Scientists at the time calculated that centrifugal and tidal forces were too weak to move continents. When one scientist did calculations that assumed that these forces were strong enough to move continents, his result was that if Earth had such strong forces the planet would stop rotating in less than one year. In addition, scientists also thought that the continents that had been plowing through the ocean basins should be much more deformed than they are.

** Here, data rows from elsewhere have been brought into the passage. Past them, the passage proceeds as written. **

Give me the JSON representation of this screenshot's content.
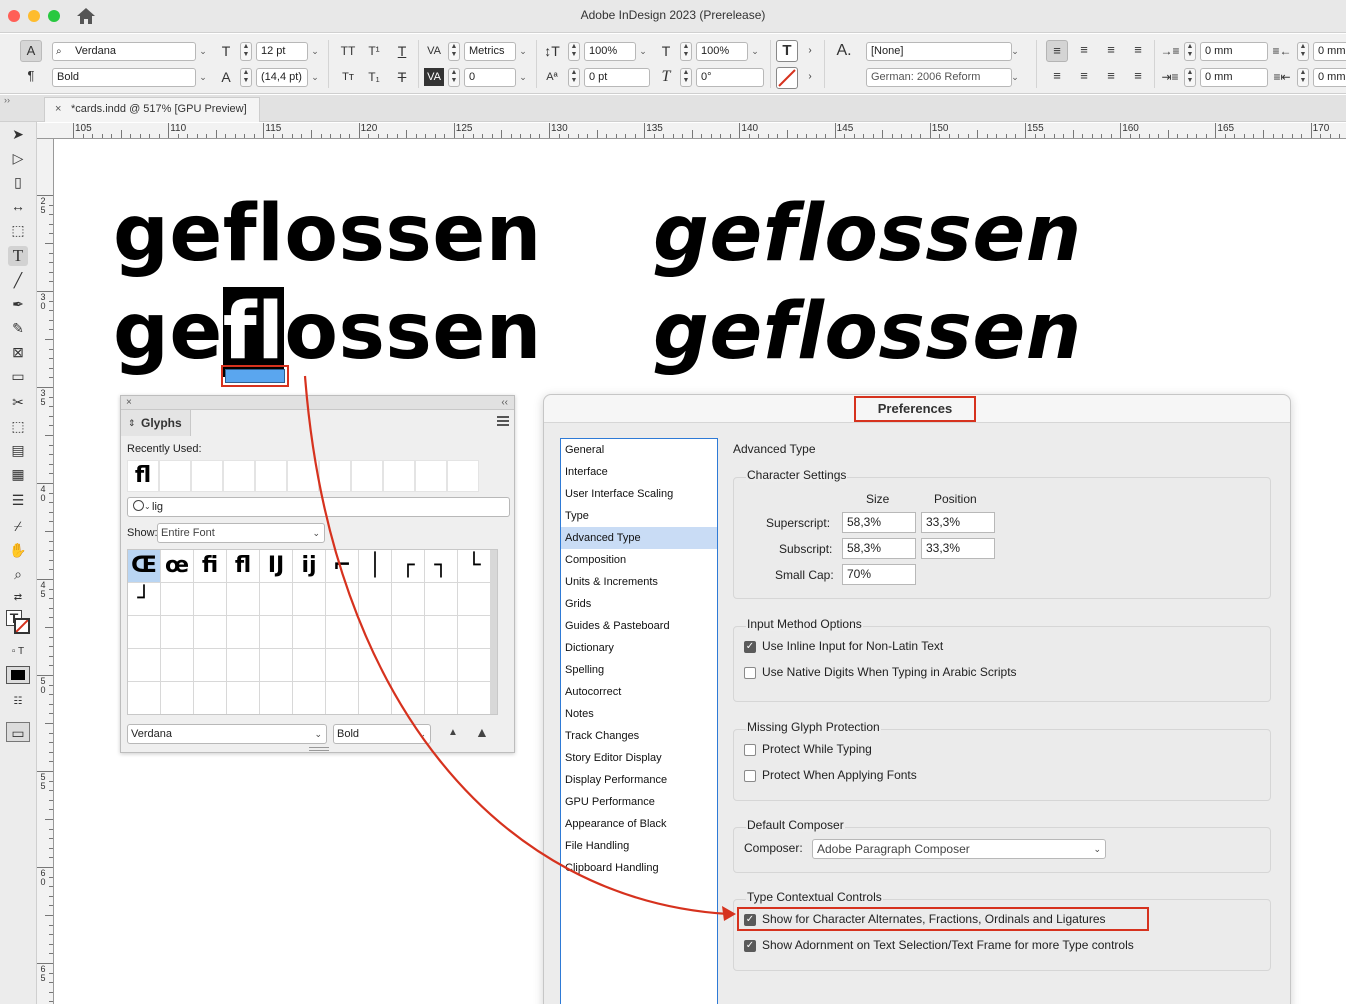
{
  "window": {
    "title": "Adobe InDesign 2023 (Prerelease)"
  },
  "control_panel": {
    "font_family": "Verdana",
    "font_style": "Bold",
    "font_size": "12 pt",
    "leading": "(14,4 pt)",
    "kerning": "Metrics",
    "tracking": "0",
    "vertical_scale": "100%",
    "horizontal_scale": "100%",
    "baseline_shift": "0 pt",
    "skew": "0°",
    "character_style": "[None]",
    "language": "German: 2006 Reform",
    "left_indent": "0 mm",
    "first_line_indent": "0 mm",
    "right_indent": "0 mm",
    "last_line_indent": "0 mm",
    "icons": [
      "type-size-icon",
      "leading-icon",
      "all-caps-icon",
      "superscript-icon",
      "underline-icon",
      "small-caps-icon",
      "subscript-icon",
      "strikethrough-icon",
      "kerning-icon",
      "tracking-icon",
      "vertical-scale-icon",
      "horizontal-scale-icon",
      "baseline-shift-icon",
      "skew-icon",
      "fill-icon",
      "stroke-none-icon",
      "character-style-icon",
      "align-left-icon",
      "align-center-icon",
      "align-right-icon",
      "justify-icon"
    ]
  },
  "document_tab": {
    "close": "×",
    "label": "*cards.indd @ 517% [GPU Preview]"
  },
  "ruler": {
    "h_labels": [
      "105",
      "110",
      "115",
      "120",
      "125",
      "130",
      "135",
      "140",
      "145",
      "150",
      "155",
      "160",
      "165",
      "170"
    ],
    "v_labels": [
      "2\n5",
      "3\n0",
      "3\n5",
      "4\n0",
      "4\n5",
      "5\n0",
      "5\n5",
      "6\n0",
      "6\n5"
    ]
  },
  "canvas": {
    "line1_bold": "geflossen",
    "line1_italic": "geflossen",
    "line2_prefix": "ge",
    "line2_selected": "fl",
    "line2_suffix": "ossen",
    "line2_italic": "geflossen"
  },
  "glyphs_panel": {
    "close": "×",
    "collapse": "‹‹",
    "title": "Glyphs",
    "recently_used_label": "Recently Used:",
    "recently_used": [
      "ﬂ",
      "",
      "",
      "",
      "",
      "",
      "",
      "",
      "",
      "",
      ""
    ],
    "search_value": "lig",
    "show_label": "Show:",
    "show_value": "Entire Font",
    "glyphs": [
      "Œ",
      "œ",
      "ﬁ",
      "ﬂ",
      "Ĳ",
      "ĳ",
      "⌐",
      "│",
      "┌",
      "┐",
      "└",
      "┘",
      "",
      "",
      "",
      "",
      "",
      "",
      "",
      "",
      "",
      "",
      "",
      "",
      "",
      "",
      "",
      "",
      "",
      "",
      "",
      "",
      "",
      "",
      "",
      "",
      "",
      "",
      "",
      "",
      "",
      "",
      "",
      "",
      "",
      "",
      "",
      "",
      "",
      "",
      "",
      "",
      "",
      "",
      ""
    ],
    "font": "Verdana",
    "style": "Bold"
  },
  "preferences": {
    "title": "Preferences",
    "nav": [
      "General",
      "Interface",
      "User Interface Scaling",
      "Type",
      "Advanced Type",
      "Composition",
      "Units & Increments",
      "Grids",
      "Guides & Pasteboard",
      "Dictionary",
      "Spelling",
      "Autocorrect",
      "Notes",
      "Track Changes",
      "Story Editor Display",
      "Display Performance",
      "GPU Performance",
      "Appearance of Black",
      "File Handling",
      "Clipboard Handling"
    ],
    "selected_nav": "Advanced Type",
    "heading": "Advanced Type",
    "character_settings": {
      "title": "Character Settings",
      "size_header": "Size",
      "position_header": "Position",
      "superscript_label": "Superscript:",
      "superscript_size": "58,3%",
      "superscript_position": "33,3%",
      "subscript_label": "Subscript:",
      "subscript_size": "58,3%",
      "subscript_position": "33,3%",
      "small_cap_label": "Small Cap:",
      "small_cap": "70%"
    },
    "input_method": {
      "title": "Input Method Options",
      "inline_input": "Use Inline Input for Non-Latin Text",
      "native_digits": "Use Native Digits When Typing in Arabic Scripts"
    },
    "missing_glyph": {
      "title": "Missing Glyph Protection",
      "protect_typing": "Protect While Typing",
      "protect_fonts": "Protect When Applying Fonts"
    },
    "composer": {
      "title": "Default Composer",
      "label": "Composer:",
      "value": "Adobe Paragraph Composer"
    },
    "contextual": {
      "title": "Type Contextual Controls",
      "show_alternates": "Show for Character Alternates, Fractions, Ordinals and Ligatures",
      "show_adornment": "Show Adornment on Text Selection/Text Frame for more Type controls"
    }
  },
  "colors": {
    "annotation_red": "#d6321e",
    "selection_blue": "#5aa6ef",
    "nav_highlight": "#c9dcf5"
  }
}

Wegener answered his question of whether Africa and South America had once been joined. But a hypothesis is rarely accepted without a mechanism to drive it. Are you going to support Wegener? A very few scientists did, since his hypothesis elegantly explained the similar fossils and rocks on opposite sides of the ocean, but most did not.

Mantle Convection

Figure 10. Thermal convection occurs as hot rock in the deep mantle rises towards the Earth’s surface. This rock then spreads out and cools, sinking back towards the core, where it can be heated again. This circulation of rock through the mantle creates convection cells.

Wegener had many thoughts regarding what could be the driving force behind continental drift. Another of Wegener’s colleagues, Arthur Holmes, elaborated on Wegener’s idea that there is thermal convection in the mantle.

In a convection cell, material deep beneath the surface is heated so that its density is lowered and it rises. Near the surface it becomes cooler and denser, so it sinks. Holmes thought this could be like a conveyor belt. Where two adjacent convection cells rise to the surface, a continent could break apart with pieces moving in opposite directions. Although this sounds like a great idea, there was no real evidence for it, either.

Alfred Wegener died in 1930 on an expedition on the Greenland icecap. For the most part the continental drift idea was put to rest for a few decades, until technological advances presented even more evidence that the continents moved and gave scientists the tools to develop a mechanism for Wegener’s drifting continents. Since you’re on a virtual field trip, you get to go along with them as well.

Summary

• Alfred Wegener published his idea that the continents had been joined as a single landmass, which he called Pangaea, about 300 million years ago.
• Wegener’s idea was mostly ridiculed, in part because Wegener could not develop a plausible mechanism for continents moving through oceanic crust.
• Calculations showed that his idea about centrifugal and tidal forces powering the continents could not be right.
• Wegener also thought about mantle convection an idea expanded on by Arthur Holmes as the driving force for continental drift. There was no evidence available to support the idea at the time.